Although the findings are reassuring, our study suggests that it is important to follow up on the consequences of regulatory interventions leading to the withdrawal of medicinal products from the market and to ascertain the extent to which substitution by alternative treatments occur, particularly in cases where alternative treatment options may themselves confer other risks. The effects of other measures of drug restrictions, not limited to regulatory actions, could also be studied using the same methods. In this regard, a recent systematic review of studies measuring the impact of regulatory interventions found that examining unintended consequences of regulatory decisions, such as substitutions and spill-over effects, was infrequently performed after implementation of regulatory actions [25].

This study has some potential limitations. Firstly, the interrupted time series regression approach only examines temporal associations which may be influenced by other factors if occurring during the same time. However, the absence of an effect within the control practices (non-fusafungine prescribing) provides further evidence that the observed effects are indeed related to the withdrawal of fusafungine. Not all studies of the impact of regulatory interventions have used such robust methods for comparison [25].

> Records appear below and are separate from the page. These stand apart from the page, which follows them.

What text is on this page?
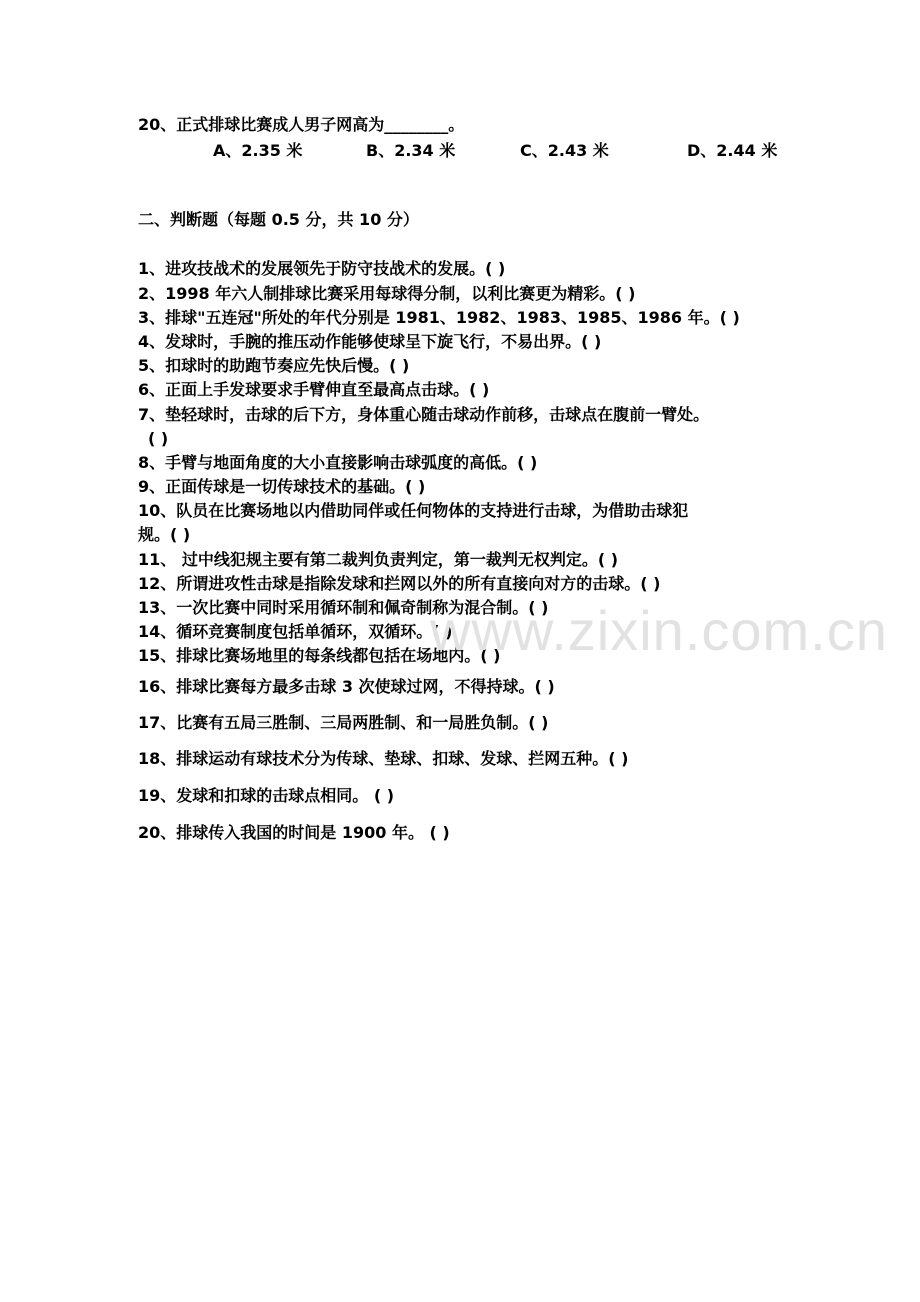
20、正式排球比赛成人男子网高为________。
A、2.35 米	B、2.34 米	C、2.43 米	D、2.44 米
二、判断题（每题 0.5 分，共 10 分）
1、进攻技战术的发展领先于防守技战术的发展。( )
2、1998 年六人制排球比赛采用每球得分制，以利比赛更为精彩。( )
3、排球"五连冠"所处的年代分别是 1981、1982、1983、1985、1986 年。( )
4、发球时，手腕的推压动作能够使球呈下旋飞行，不易出界。( )
5、扣球时的助跑节奏应先快后慢。( )
6、正面上手发球要求手臂伸直至最高点击球。( )
7、垫轻球时，击球的后下方，身体重心随击球动作前移，击球点在腹前一臂处。
( )
8、手臂与地面角度的大小直接影响击球弧度的高低。( )
9、正面传球是一切传球技术的基础。( )
10、队员在比赛场地以内借助同伴或任何物体的支持进行击球，为借助击球犯
规。( )
11、 过中线犯规主要有第二裁判负责判定，第一裁判无权判定。( )
12、所谓进攻性击球是指除发球和拦网以外的所有直接向对方的击球。( )
13、一次比赛中同时采用循环制和佩奇制称为混合制。( )
14、循环竞赛制度包括单循环，双循环。( )
15、排球比赛场地里的每条线都包括在场地内。( )
16、排球比赛每方最多击球 3 次使球过网，不得持球。( )
17、比赛有五局三胜制、三局两胜制、和一局胜负制。( )
18、排球运动有球技术分为传球、垫球、扣球、发球、拦网五种。( )
19、发球和扣球的击球点相同。 ( )
20、排球传入我国的时间是 1900 年。 ( )
www.zixin.com.cn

Over the counter use of fusafungine as well as any in hospital prescribing of fusafungine were not captured in our study, which may limit the generalizability of our findings. We also selected exposed and unexposed practices to demonstrate the impact of the fusafungine withdrawal, and hence not all GP and ENT practices were included in our study. Furthermore, we only examined trends in prescribing for the most common consultations for URAD, the main indication for fusafungine prescribing, although trends for overall prescribing in practices with the highest levels of fusafungine prescribing (at least 5% of all patients; 2 GP practices and 4 ENT practices) were also similar (data not shown).

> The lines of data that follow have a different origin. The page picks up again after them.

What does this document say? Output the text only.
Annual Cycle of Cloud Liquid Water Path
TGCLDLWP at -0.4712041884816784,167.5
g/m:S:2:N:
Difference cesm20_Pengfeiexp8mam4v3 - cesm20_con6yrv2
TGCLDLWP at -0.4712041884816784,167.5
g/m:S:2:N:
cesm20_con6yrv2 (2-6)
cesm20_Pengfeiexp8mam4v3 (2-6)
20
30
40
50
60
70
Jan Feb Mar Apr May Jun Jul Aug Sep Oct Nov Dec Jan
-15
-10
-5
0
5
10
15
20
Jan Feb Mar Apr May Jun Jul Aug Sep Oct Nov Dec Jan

In conclusion, the European Medicines Agency regulatory intervention leading to a withdrawal of fusafungine in the EU did not lead to substitute prescribing of systemic antibiotics whereas it did lead to a switch towards higher prescribing of other N&T products in Germany. In light of concerns about excessive use of antibiotics that may lead to antibiotic resistance, these results are re-assuring. They also highlight the need to consider the impact of medicine withdrawals, and other regulatory interventions, on substitution to other treatments to avoid potential unintended consequences.